No estas solo
El olor a óxido, sangre seca y humedad flotaba como una nube pesada en el aire inmóvil. No había ventanas. Solo paredes frías de metal, una cubeta sucia en un rincón, y yo, tirado en el medio de esta habitación.
Había perdido la noción del tiempo, no sabía si era de noche o de día, pero de algo estoy seguro: en cuanto se abriera esa puerta, ella marcaria nuevas cicatrices en mi cuerpo con el látigo, me arrancaría las uñas con las pinzas y me romperá los huesos de mi cuerpo con el martillo, una y otra vez, hasta que se aburriera de mis gritos... como siempre.
El chirrido de la puerta abriéndose no tardó en escucharse, hizo que mi cuerpo comenzara a temblar.
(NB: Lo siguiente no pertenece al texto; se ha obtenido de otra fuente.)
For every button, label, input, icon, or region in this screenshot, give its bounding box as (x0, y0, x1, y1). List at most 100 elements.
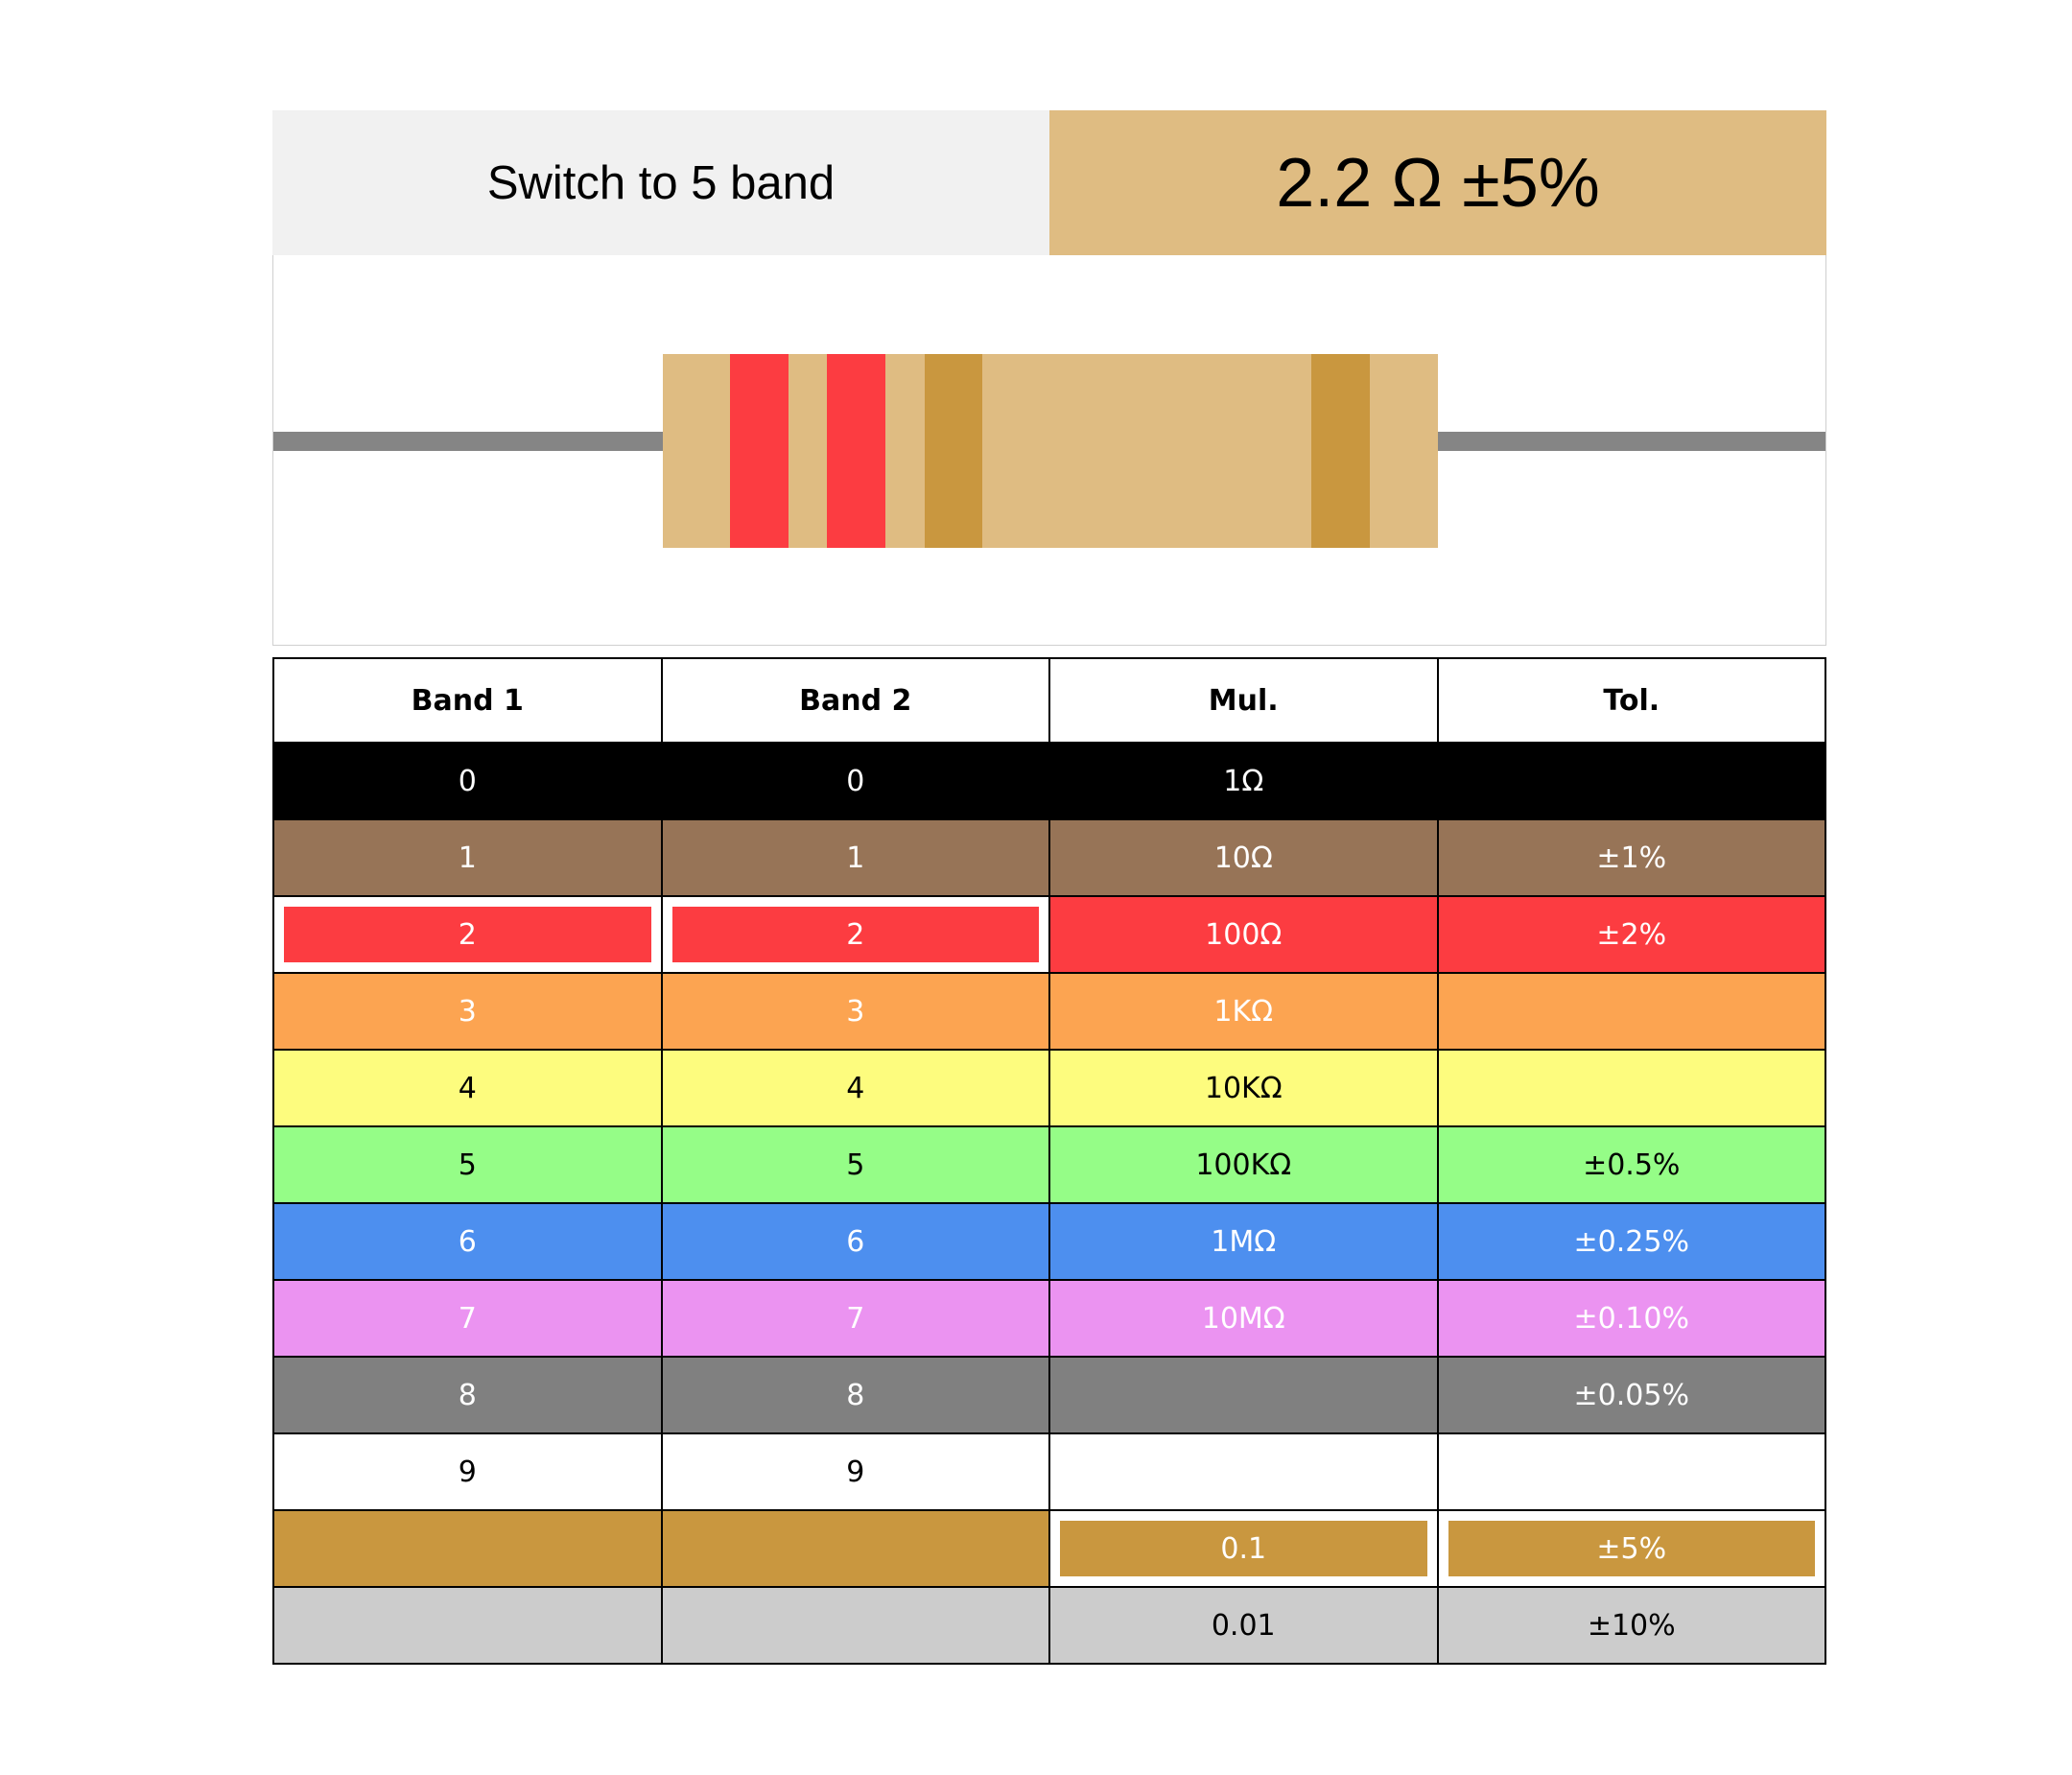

Pero esta vez, sentía algo diferente.
—¿Qué es esto? —dijo una voz femenina, joven y sorprendida.
Traté de girar la cabeza, pero los músculos no me respondieron. Solo pude entreabrir los ojos.
Una figura se acercó: botas finas, vestido claro… y ojos llenos de horror.
—¡Está vivo! — exclamó la chica—. ¿Cómo pudieron hacerle esto? ¡A un niño como tú!
Intenté hablar suplicando ayuda, pero ni siquiera las palabras salían de mis labios secos y agrietados.
—Tranquilo… —susurró la voz mientras sus manos suaves me tocaban—. Todo estará bien. Ya no estás solo.
Sus manos no dudaron en acariciar mi cara, aunque estubiera cubierto de sangre vieja.
Ordenó a los sirvientes que me llevaran a su habitación. Nadie se atrevió a cuestionarla, pero en sus caras se notaba la incomodidad y el disgusto.
Ella, aunque me miraba con horror, tenía una expresión distinta a las demás. Como si hubiese encontrado algo frágil en un mundo hecho de piedra.
Esa noche, me llevó a su habitación. al salir, por fin, después de tanto tiempo encerrado, sentí la brisa nocturna acariciar mi cuerpo delgado y maltratado.
—No me importa que digan que estoy loca —murmuró mientras me ayudaba a sentarme en una tina de madera—. No voy a dejar que alguien inocente muera de esta forma tan cruel.
La miré por primera vez con claridad. Sus ojos eran distintos. No solo por su color avellana, sino por la forma en que brillaban: sin lástima, sin miedo. Solo una firmeza suave.
—¿Cómo te llamas? —preguntó ella.
Tardé unos segundos en responder. Aunque, lo intenté, hablar con claridad era casi imposible. mi voz apenas salía, ronca y rota.
—...No recuerdo mi nombre.
Ella no parpadeó. Solo mojó un paño y comenzó a limpiar mi rostro con cuidado.
—Entonces te daré uno. Hasta que recuerdes el tuyo.